Равина бросила на него изумленный взгляд, а он побежал по коридору, высовывая язык перед многочисленными бюстами, замершими с удивленным видом.

Ну почему Равина лезет не в свое дело? Ей ведь должно быть абсолютно безразлично, ест он или нет.

Он был преемником Люцифера. И ему не нужна нянька, которая будет рассказывать ему, что можно а что нельзя, когда есть, когда не есть. Он, черт побери, совсем…

(не ангел)

…не грудной ребенок.

Филипп быстро шел по извилистым коридорам и вскоре оказался во дворе Замка. Все у него внутри кипело, и даже жара во дворе казалась прохладной. Он почувствовал раскаяние от того, что так поступил с Равиной, но тут же придушил это чувство.

Филипп откинул капюшон; ветер принялся шевелить его волосы и ласкать новенькие рога. Было очень приятно; он постоял немного, послушал далекие шаги, звуки хлопающих кнутов. Потом повернул в сторону церкви.

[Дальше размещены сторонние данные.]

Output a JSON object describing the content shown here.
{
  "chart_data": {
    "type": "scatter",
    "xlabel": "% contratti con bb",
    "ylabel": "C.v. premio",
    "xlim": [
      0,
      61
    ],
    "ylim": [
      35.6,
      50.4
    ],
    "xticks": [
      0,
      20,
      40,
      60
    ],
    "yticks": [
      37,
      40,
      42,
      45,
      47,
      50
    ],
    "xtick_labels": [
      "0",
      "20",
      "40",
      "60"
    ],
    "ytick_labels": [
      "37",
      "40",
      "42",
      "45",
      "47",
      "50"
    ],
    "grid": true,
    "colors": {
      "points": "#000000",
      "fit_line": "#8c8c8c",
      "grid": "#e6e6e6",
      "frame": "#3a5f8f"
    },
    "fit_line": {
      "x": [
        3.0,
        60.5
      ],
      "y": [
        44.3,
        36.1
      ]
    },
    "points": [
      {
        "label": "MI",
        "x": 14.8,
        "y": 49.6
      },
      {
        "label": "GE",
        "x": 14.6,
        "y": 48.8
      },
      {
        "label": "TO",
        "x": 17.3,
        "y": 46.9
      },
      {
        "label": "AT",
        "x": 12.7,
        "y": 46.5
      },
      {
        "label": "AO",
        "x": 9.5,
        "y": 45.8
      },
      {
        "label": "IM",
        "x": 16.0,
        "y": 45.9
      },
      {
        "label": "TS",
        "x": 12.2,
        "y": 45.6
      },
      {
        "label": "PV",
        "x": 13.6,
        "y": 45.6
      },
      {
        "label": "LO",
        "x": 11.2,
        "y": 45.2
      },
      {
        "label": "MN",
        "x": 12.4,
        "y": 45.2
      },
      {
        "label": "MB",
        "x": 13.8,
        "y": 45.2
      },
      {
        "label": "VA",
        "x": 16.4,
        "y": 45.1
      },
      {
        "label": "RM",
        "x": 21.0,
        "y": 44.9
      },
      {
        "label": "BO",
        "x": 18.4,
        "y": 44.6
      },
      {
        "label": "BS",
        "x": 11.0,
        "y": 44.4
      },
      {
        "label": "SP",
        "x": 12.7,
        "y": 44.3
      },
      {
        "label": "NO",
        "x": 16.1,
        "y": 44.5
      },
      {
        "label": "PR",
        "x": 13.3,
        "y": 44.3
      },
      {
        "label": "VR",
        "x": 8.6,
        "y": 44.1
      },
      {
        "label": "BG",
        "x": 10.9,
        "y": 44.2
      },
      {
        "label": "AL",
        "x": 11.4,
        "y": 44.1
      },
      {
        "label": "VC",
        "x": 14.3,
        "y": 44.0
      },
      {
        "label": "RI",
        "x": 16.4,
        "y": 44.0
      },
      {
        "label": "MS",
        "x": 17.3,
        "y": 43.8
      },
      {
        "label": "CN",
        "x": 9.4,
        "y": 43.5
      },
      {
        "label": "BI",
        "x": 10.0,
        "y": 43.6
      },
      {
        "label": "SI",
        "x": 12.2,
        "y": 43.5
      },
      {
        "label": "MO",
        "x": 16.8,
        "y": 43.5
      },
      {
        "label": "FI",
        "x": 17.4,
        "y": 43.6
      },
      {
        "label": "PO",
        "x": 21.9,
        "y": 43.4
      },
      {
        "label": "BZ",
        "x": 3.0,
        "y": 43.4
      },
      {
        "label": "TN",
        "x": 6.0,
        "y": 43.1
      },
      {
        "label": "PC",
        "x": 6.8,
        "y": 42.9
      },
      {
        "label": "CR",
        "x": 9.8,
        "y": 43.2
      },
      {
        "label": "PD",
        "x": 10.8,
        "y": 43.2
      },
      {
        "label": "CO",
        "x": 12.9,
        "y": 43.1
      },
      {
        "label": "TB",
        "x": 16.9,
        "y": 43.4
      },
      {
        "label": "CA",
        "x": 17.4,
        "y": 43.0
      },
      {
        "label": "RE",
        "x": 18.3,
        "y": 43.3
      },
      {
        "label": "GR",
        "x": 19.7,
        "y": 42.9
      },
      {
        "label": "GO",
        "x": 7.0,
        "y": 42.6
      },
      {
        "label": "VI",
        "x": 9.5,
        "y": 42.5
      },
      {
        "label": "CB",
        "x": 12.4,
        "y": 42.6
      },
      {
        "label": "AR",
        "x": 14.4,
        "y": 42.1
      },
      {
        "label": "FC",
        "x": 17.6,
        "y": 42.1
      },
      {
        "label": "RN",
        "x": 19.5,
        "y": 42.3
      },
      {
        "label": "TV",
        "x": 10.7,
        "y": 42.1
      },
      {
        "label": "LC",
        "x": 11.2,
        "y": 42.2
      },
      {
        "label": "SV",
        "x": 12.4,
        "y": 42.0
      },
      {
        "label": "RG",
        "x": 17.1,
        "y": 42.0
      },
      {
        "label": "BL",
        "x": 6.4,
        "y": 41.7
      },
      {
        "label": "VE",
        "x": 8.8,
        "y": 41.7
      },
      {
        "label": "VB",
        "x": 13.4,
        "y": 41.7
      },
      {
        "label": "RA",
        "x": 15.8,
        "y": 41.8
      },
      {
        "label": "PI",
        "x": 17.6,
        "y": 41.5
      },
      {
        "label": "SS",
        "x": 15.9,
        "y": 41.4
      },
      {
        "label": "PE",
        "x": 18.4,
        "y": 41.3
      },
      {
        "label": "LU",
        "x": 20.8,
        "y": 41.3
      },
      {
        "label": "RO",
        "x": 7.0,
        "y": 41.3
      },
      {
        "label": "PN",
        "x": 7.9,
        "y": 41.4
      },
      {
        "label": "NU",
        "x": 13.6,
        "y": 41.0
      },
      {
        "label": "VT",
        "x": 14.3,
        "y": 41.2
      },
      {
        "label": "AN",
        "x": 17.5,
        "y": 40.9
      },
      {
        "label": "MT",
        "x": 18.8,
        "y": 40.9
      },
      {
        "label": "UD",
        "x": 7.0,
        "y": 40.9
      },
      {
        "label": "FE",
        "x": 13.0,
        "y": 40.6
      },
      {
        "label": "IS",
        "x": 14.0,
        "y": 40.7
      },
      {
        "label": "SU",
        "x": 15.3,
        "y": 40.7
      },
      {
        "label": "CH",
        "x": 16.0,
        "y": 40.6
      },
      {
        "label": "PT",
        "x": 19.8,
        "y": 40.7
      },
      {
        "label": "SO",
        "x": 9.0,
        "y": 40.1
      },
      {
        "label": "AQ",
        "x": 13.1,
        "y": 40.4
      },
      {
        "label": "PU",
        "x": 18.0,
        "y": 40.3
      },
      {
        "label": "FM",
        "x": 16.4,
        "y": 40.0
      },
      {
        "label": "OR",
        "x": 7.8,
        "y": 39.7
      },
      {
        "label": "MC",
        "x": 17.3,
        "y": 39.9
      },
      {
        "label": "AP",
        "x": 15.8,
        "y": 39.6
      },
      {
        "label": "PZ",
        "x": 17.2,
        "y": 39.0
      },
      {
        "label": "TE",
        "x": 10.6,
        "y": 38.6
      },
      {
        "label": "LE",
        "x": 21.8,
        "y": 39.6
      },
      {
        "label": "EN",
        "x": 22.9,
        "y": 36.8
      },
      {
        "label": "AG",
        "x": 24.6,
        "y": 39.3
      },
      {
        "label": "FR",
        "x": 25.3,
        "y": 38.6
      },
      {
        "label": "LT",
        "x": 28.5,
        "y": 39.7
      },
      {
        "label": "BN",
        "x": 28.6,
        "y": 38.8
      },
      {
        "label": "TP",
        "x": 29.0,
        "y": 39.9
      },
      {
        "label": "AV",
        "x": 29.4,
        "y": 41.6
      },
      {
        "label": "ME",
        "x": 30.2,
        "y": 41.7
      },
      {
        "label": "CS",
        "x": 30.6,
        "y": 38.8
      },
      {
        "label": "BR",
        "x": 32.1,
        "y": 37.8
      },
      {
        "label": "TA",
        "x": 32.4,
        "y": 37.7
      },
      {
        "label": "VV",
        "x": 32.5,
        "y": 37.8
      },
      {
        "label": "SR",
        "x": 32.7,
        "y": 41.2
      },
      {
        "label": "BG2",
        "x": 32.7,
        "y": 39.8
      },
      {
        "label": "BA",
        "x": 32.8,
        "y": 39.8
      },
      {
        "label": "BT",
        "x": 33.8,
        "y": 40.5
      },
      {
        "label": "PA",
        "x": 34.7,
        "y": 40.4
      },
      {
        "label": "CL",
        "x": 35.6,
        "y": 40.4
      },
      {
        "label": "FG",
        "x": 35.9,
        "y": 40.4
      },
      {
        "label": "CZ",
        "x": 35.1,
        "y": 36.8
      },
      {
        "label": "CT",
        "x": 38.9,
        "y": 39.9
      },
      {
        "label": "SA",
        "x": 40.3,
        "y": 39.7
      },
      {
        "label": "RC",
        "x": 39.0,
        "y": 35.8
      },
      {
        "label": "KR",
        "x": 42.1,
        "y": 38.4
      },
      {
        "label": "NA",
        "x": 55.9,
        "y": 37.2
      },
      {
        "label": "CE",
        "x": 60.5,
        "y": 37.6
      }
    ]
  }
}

По пути Филипп наткнулся на четырех вчерашних демонят, которые играли в футбол около огненного пруда. Сейчас они стояли на площадке с велосипедами и что‑то делали с замками на них.

– Смотрите, – шепотом сказал один из малышей, все четверо бросили косой взгляд на Филиппа. – Это тот, который испортил наш мяч.

– Он очень злой, – ответил другой, и трое других кивнули.

Филипп улыбнулся и пошел дальше.

Он уже почти миновал школу, когда кто‑то выкрикнул его имя, и довольная улыбка сразу исчезла с его губ.

Сатина. Черт побери! Почему только она вышла из школы именно сейчас?

Он сделал вид, что не расслышал, и пошел еще быстрее.

– Филипп, подожди!

Он фыркнул и снова натянул на голову капюшон.

Подождать ее? А зачем? Чтобы она выдала ему очередную порцию лжи? Чтобы считать его дураком и смеяться над ним, как только он уйдет?

«Забудь об этом, Сатина! Иди к чертям собачьим!»

Он завернул за угол и побежал. Голос Сатины стал едва различим:

– Филипп, подожди! Я… Что такое? Это вы налили клей в мой велосипедный замок?

Под капюшоном на губах Филиппа мелькнула улыбка, и он тихо поблагодарил четырех демонят.

Он побежал быстрее, чтобы быть уверенным, что Сатина не догонит его.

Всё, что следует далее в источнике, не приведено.